Wenn Kinder früh lernen, dass Wut stört, Traurigkeit „unnötig“ ist und Angst lieber ignoriert wird?
Dann fehlt nicht nur ein gesundes emotionales Fundament – es fehlt auch die Fähigkeit, für sich selbst einzustehen.
Denn wer nicht gelernt hat, seine Gefühle wahrzunehmen und zu verbalisieren, hat es später oft schwer, sich abzugrenzen, Hilfe zu holen oder Missstände zu benennen.

Iris Bruckner - Psychologische Beratung I Supervision I Mentaltraining I Beziehungscoaching
„Das war schon immer so.“ – wirklich?
Und genau hier schließt sich der Kreis – auch in Bezug auf Themen wie Mobbing.
Denn ein Kind, das nicht gelernt hat, sich selbst emotional zu verstehen, geschweige denn auszudrücken, ist oft auch ein Kind, das Schmerz und Verletzung still erträgt.
Und leider sind es oftmals genau diese Kinder, die besonders gefährdet sind, zum Ziel von Ausgrenzung, Abwertung oder Mobbing zu werden.
Noch tragischer wird es, wenn die Umwelt – sei es Familie, Schule oder Gesellschaft – nicht erkennt, wie tief solche Erfahrungen reichen.
Denn viel zu oft wird Mobbing verharmlost:
„Das war früher auch so.“
„Da muss man durch.“
„Das stärkt den Charakter.“
Doch Verharmlosung schützt nicht – sie macht sprachlos.
Was nicht gesehen und nicht verändert wird, wirkt weiter – meist im Stillen, aber oft mit großer Kraft.
Veränderung beginnt mit Bewusstsein
Die Generation Z macht es uns vor:
Sie spricht offen über mentale Gesundheit.
Sie stellt Fragen.
Sie fordert ein Umdenken.
Und doch gibt es noch viele Widerstände:
💬 „Work-Life-Balance?
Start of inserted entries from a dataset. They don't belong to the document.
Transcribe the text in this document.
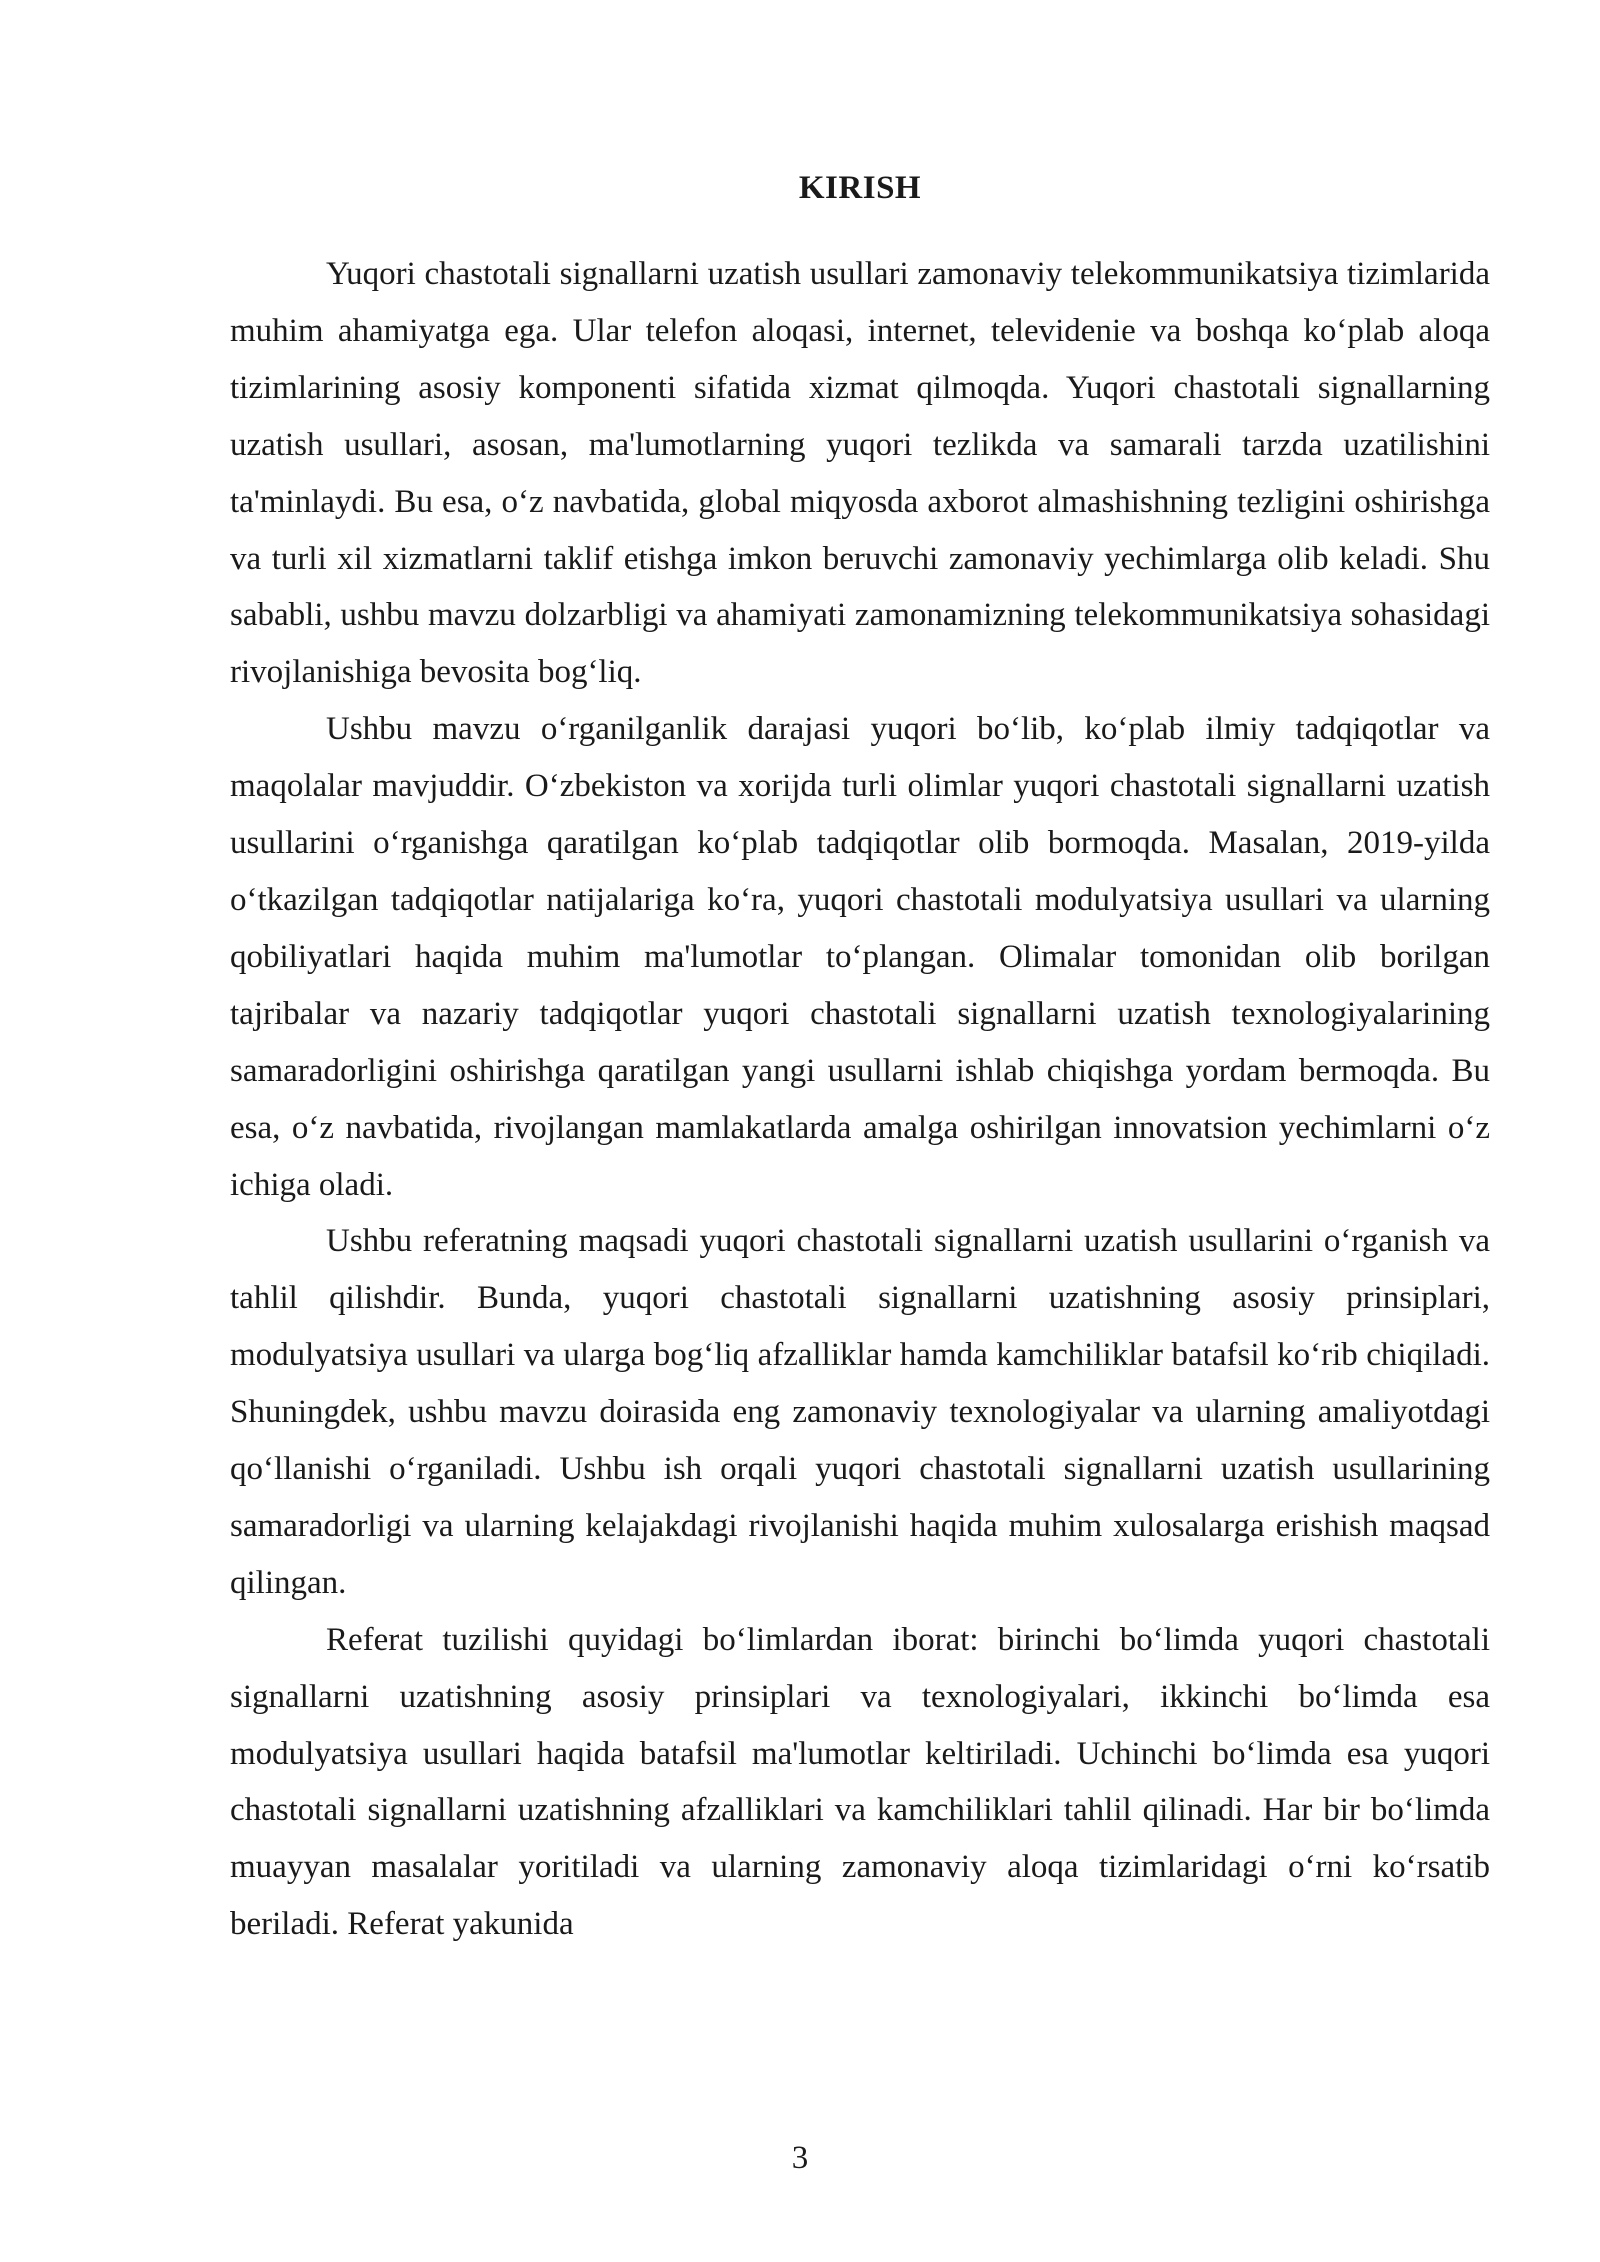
KIRISH

Yuqori chastotali signallarni uzatish usullari zamonaviy telekommunikatsiya tizimlarida muhim ahamiyatga ega. Ular telefon aloqasi, internet, televidenie va boshqa ko‘plab aloqa tizimlarining asosiy komponenti sifatida xizmat qilmoqda. Yuqori chastotali signallarning uzatish usullari, asosan, ma'lumotlarning yuqori tezlikda va samarali tarzda uzatilishini ta'minlaydi. Bu esa, o‘z navbatida, global miqyosda axborot almashishning tezligini oshirishga va turli xil xizmatlarni taklif etishga imkon beruvchi zamonaviy yechimlarga olib keladi. Shu sababli, ushbu mavzu dolzarbligi va ahamiyati zamonamizning telekommunikatsiya sohasidagi rivojlanishiga bevosita bog‘liq.

Ushbu mavzu o‘rganilganlik darajasi yuqori bo‘lib, ko‘plab ilmiy tadqiqotlar va maqolalar mavjuddir. O‘zbekiston va xorijda turli olimlar yuqori chastotali signallarni uzatish usullarini o‘rganishga qaratilgan ko‘plab tadqiqotlar olib bormoqda. Masalan, 2019-yilda o‘tkazilgan tadqiqotlar natijalariga ko‘ra, yuqori chastotali modulyatsiya usullari va ularning qobiliyatlari haqida muhim ma'lumotlar to‘plangan. Olimalar tomonidan olib borilgan tajribalar va nazariy tadqiqotlar yuqori chastotali signallarni uzatish texnologiyalarining samaradorligini oshirishga qaratilgan yangi usullarni ishlab chiqishga yordam bermoqda. Bu esa, o‘z navbatida, rivojlangan mamlakatlarda amalga oshirilgan innovatsion yechimlarni o‘z ichiga oladi.

Ushbu referatning maqsadi yuqori chastotali signallarni uzatish usullarini o‘rganish va tahlil qilishdir. Bunda, yuqori chastotali signallarni uzatishning asosiy prinsiplari, modulyatsiya usullari va ularga bog‘liq afzalliklar hamda kamchiliklar batafsil ko‘rib chiqiladi. Shuningdek, ushbu mavzu doirasida eng zamonaviy texnologiyalar va ularning amaliyotdagi qo‘llanishi o‘rganiladi. Ushbu ish orqali yuqori chastotali signallarni uzatish usullarining samaradorligi va ularning kelajakdagi rivojlanishi haqida muhim xulosalarga erishish maqsad qilingan.

Referat tuzilishi quyidagi bo‘limlardan iborat: birinchi bo‘limda yuqori chastotali signallarni uzatishning asosiy prinsiplari va texnologiyalari, ikkinchi bo‘limda esa modulyatsiya usullari haqida batafsil ma'lumotlar keltiriladi. Uchinchi bo‘limda esa yuqori chastotali signallarni uzatishning afzalliklari va kamchiliklari tahlil qilinadi. Har bir bo‘limda muayyan masalalar yoritiladi va ularning zamonaviy aloqa tizimlaridagi o‘rni ko‘rsatib beriladi. Referat yakunida

3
Das geht sich nicht aus.“
💬 „Früher hat auch keiner gefragt, wie es mir geht.“
💬 „Psychisch stabil ist, wer nicht jammert.“
Zwischen diesen Fronten stehen viele – und vergessen dabei, dass mentale Gesundheit kein Luxus ist, sondern eine Grundvoraussetzung für ein funktionierendes Miteinander.
Was braucht es jetzt?
Es braucht:
🟡 Räume für Gespräche – echte, ehrliche Gespräche.
🟡 Bildung, die auch emotionale Intelligenz vermittelt.
🟡 Schulen, die kindgerecht und gehirnlerngerecht arbeiten.
🟡 Arbeitsplätze, die Sicherheit UND Menschlichkeit bieten.
🟡 Familien, die nicht nur erziehen, sondern begleiten.
🟡 Gesellschaften, die nicht wegsehen – sondern zuhören.
Mentale Gesundheit geht uns alle an. Punkt.
Nicht „vielleicht“.
Nicht „wenn Zeit dafür ist“.
Nicht „nur für Betroffene“.
Sondern für uns alle.
Für unsere Kinder.
Für unsere Zukunft.
Denn in einer Welt, die laut ist, schnell, herausfordernd –
müssen wir lernen, aufeinander zu achten.
Einander zu sehen.
Uns gegenseitig zu halten – mental, emotional, menschlich.